Does structure make interviews slower? A well-designed structured interview is often faster, not slower. Knowing exactly which questions to ask and having a scoring rubric eliminates the exploratory conversation that pads unstructured interviews without adding validity. A 45-minute structured interview scored against an anchor rubric typically yields more defensible output than a 90-minute unstructured conversation.

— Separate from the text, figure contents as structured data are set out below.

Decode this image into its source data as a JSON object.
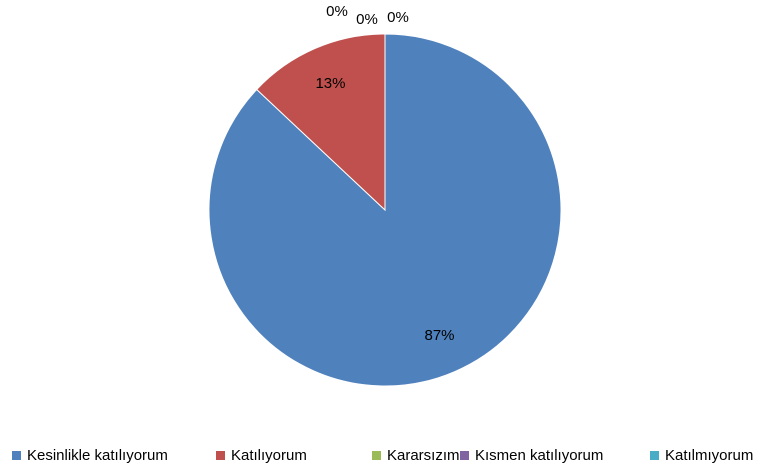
{
  "chart_data": {
    "type": "pie",
    "categories": [
      "Kesinlikle katılıyorum",
      "Katılıyorum",
      "Kararsızım",
      "Kısmen katılıyorum",
      "Katılmıyorum"
    ],
    "values": [
      87,
      13,
      0,
      0,
      0
    ],
    "value_labels": [
      "87%",
      "13%",
      "0%",
      "0%",
      "0%"
    ],
    "colors": [
      "#4f81bd",
      "#c0504d",
      "#9bbb59",
      "#8064a2",
      "#4bacc6"
    ],
    "legend": "bottom"
  }
}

What about "culture fit" questions? "Culture fit" assessed through open-ended conversation is the least structured, lowest-validity form of interviewing, and the most susceptible to bias. If culture fit is a genuine competency requirement for a role, define what it means in behavioural terms, write anchored levels, and score it like any other dimension. An unanchored gut-feel rating adds noise, not signal.
Can smaller hiring teams implement this? Yes. The minimum viable structured interview is: one set of pre-written questions (four to six), one scoring rubric with anchor definitions per dimension, and the citation rule. You do not need a proprietary platform. The research gains are available to any team willing to write the rubric before the first interview starts.
Where does a CV fit in a structured process? The CV is the primary evidence source for Track Record, Trajectory, and Domain edge. A structured interview is most valuable for Capability and Influence — dimensions where the CV provides weaker signal because the relevant evidence is behavioural rather than biographical. Verdict's approach to candidate evaluation dimensions treats CV and interview as complementary instruments, not interchangeable ones.